Every promising intermediate brings its share of hurdles. Chemists occasionally run into stubbornly slow reactions, especially if initial conditions mimic protocols from less-reactive chloropyridines. In those moments, it helps to remember the unique electronic and steric factors at play: bromines don’t always react as easily as expected, and the position of the chlorine can steer substitution patterns in unexpected directions.
Personal experience reminds me that successful cross-coupling with this compound often depends on ruthenium or palladium sources tailored to the specific halide. Ligand selection turns into an art—bulky, electron-rich phosphines tend to bring out the best performance in Suzuki-Miyaura reactions, while less supportive ligand environments slow things down. Good practice involves small-scale screening, tuning temperature and base, and recognizing that published procedures rarely offer a one-size-fits-all solution.
Discovery doesn’t pause for long. As computational tools and machine learning models become more common in drug and material design, new focus shifts to the types of building blocks that enable diverse and tunable libraries. 2-Chloro-3,6-dibromopyridine fits the profile—multiple reactive sites, clear analytical signature, and proven utility. Collaboration between academic labs, contract manufacturers, and custom synthesis teams increases demand for intermediates like this one—not just for value-added syntheses, but for pilot-scale experiments and prototype material development.

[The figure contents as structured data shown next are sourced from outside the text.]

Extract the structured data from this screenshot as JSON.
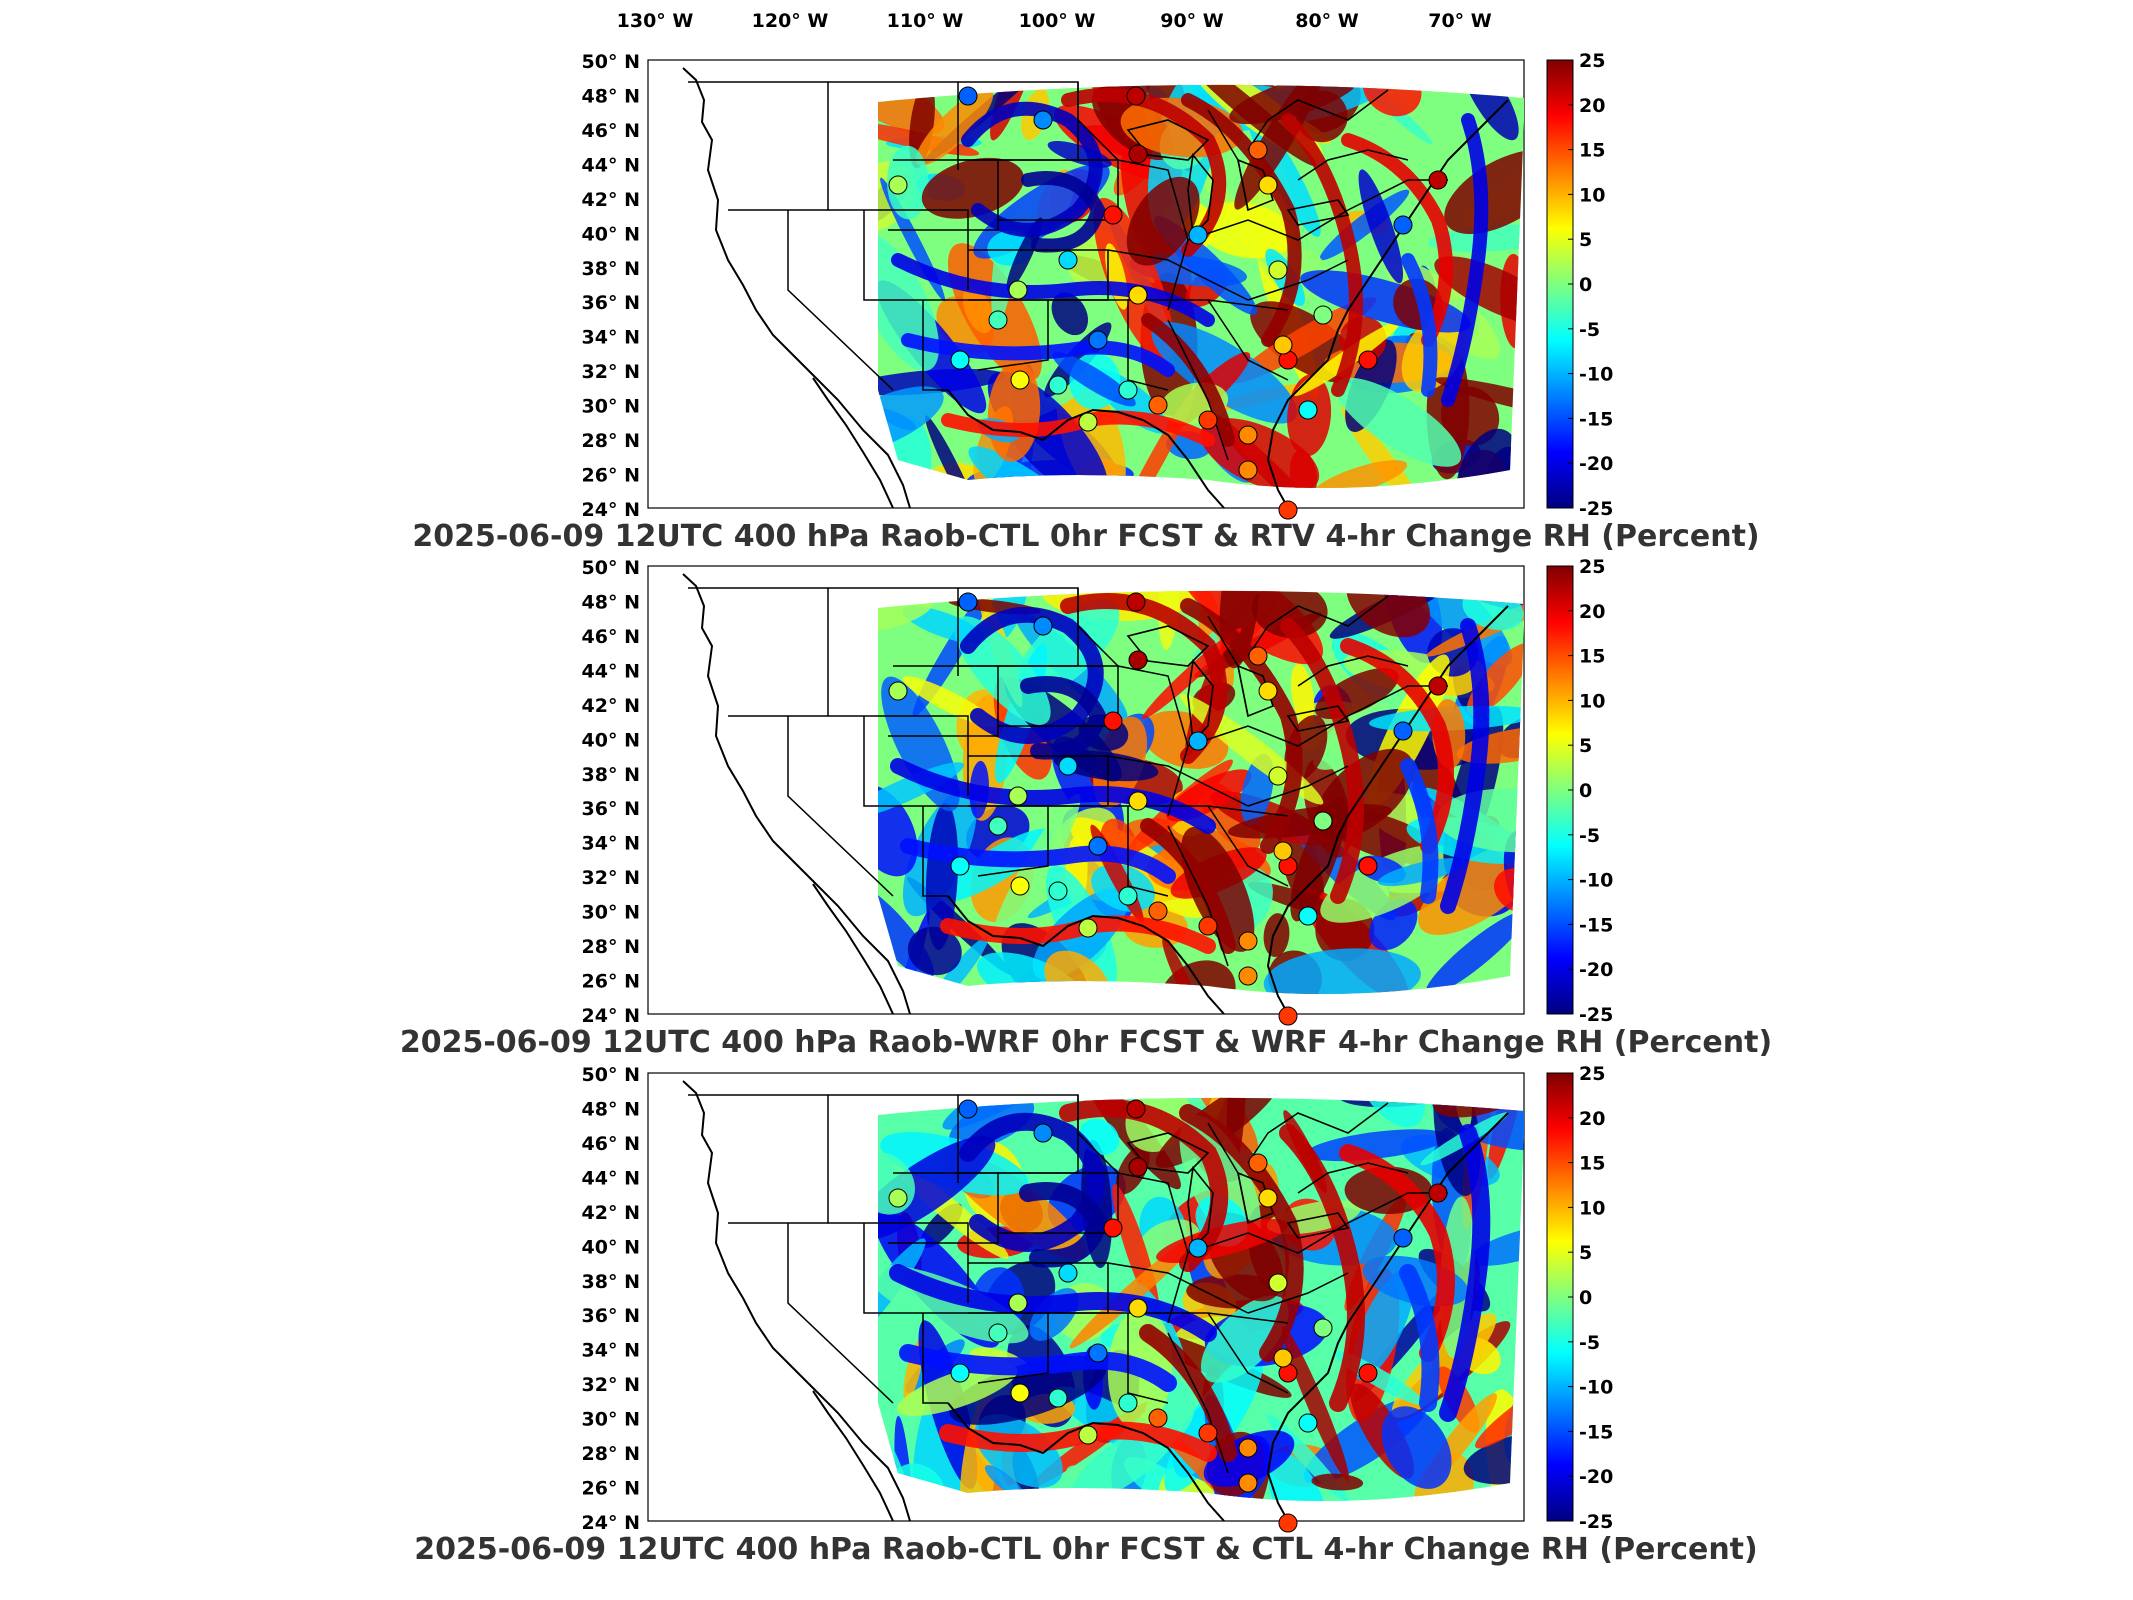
{
  "figure": {
    "top_axis_labels": [
      "130° W",
      "120° W",
      "110° W",
      "100° W",
      "90° W",
      "80° W",
      "70° W"
    ],
    "colorbar_ticks": [
      "25",
      "20",
      "15",
      "10",
      "5",
      "0",
      "-5",
      "-10",
      "-15",
      "-20",
      "-25"
    ],
    "panels": [
      {
        "id": "panel-1",
        "title": "2025-06-09 12UTC 400 hPa Raob-CTL 0hr FCST & RTV 4-hr Change RH (Percent)",
        "lat_labels": [
          "50° N",
          "48° N",
          "46° N",
          "44° N",
          "42° N",
          "40° N",
          "38° N",
          "36° N",
          "34° N",
          "32° N",
          "30° N",
          "28° N",
          "26° N",
          "24° N"
        ]
      },
      {
        "id": "panel-2",
        "title": "2025-06-09 12UTC 400 hPa Raob-WRF 0hr FCST & WRF 4-hr Change RH (Percent)",
        "lat_labels": [
          "50° N",
          "48° N",
          "46° N",
          "44° N",
          "42° N",
          "40° N",
          "38° N",
          "36° N",
          "34° N",
          "32° N",
          "30° N",
          "28° N",
          "26° N",
          "24° N"
        ]
      },
      {
        "id": "panel-3",
        "title": "2025-06-09 12UTC 400 hPa Raob-CTL 0hr FCST & CTL 4-hr Change RH (Percent)",
        "lat_labels": [
          "50° N",
          "48° N",
          "46° N",
          "44° N",
          "42° N",
          "40° N",
          "38° N",
          "36° N",
          "34° N",
          "32° N",
          "30° N",
          "28° N",
          "26° N",
          "24° N"
        ]
      }
    ],
    "colormap": [
      "#00007f",
      "#0000ff",
      "#007fff",
      "#00ffff",
      "#7fff7f",
      "#ffff00",
      "#ff7f00",
      "#ff0000",
      "#7f0000"
    ],
    "color_range": [
      -25,
      25
    ]
  }
}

The compound also shows promise in the world of advanced materials, not just drug discovery. Research points to halogenated pyridines as critical parts of organic semiconductors, OLEDs, and as ligands in metal-organic frameworks. As these sectors expand, 2-Chloro-3,6-dibromopyridine stands ready for applications that prize selectivity, processability, and stability. Anyone who’s ever tried to tune an optoelectronic material will appreciate having more than the usual set of building blocks—sometimes, progression depends on what’s available just as much as on raw inspiration.
Long hours at the laboratory bench and project review meetings drive home the lesson that not everything new is hype, and not every classic compound stays relevant forever. 2-Chloro-3,6-dibromopyridine offers the best of both: a new spin on a proven structural core. It works because it strikes a compromise chemists value—selective reactivity, practical manageability, and support from an increasingly responsive supply chain. Working with this compound feels less like taking a shot in the dark and more like pulling a tool from a well-stocked kit, known to get the job done.
Researchers and product teams who rely on thoughtful design, predictable workflow, and responsible environmental practice will find value here. While plenty of alternatives crowd the field, the unique substitution pattern and real-world performance of 2-Chloro-3,6-dibromopyridine raise the bar. In a science and technology landscape hungry for better, faster, and greener, it earns its place—a nod to the past, focused squarely on the future of chemistry.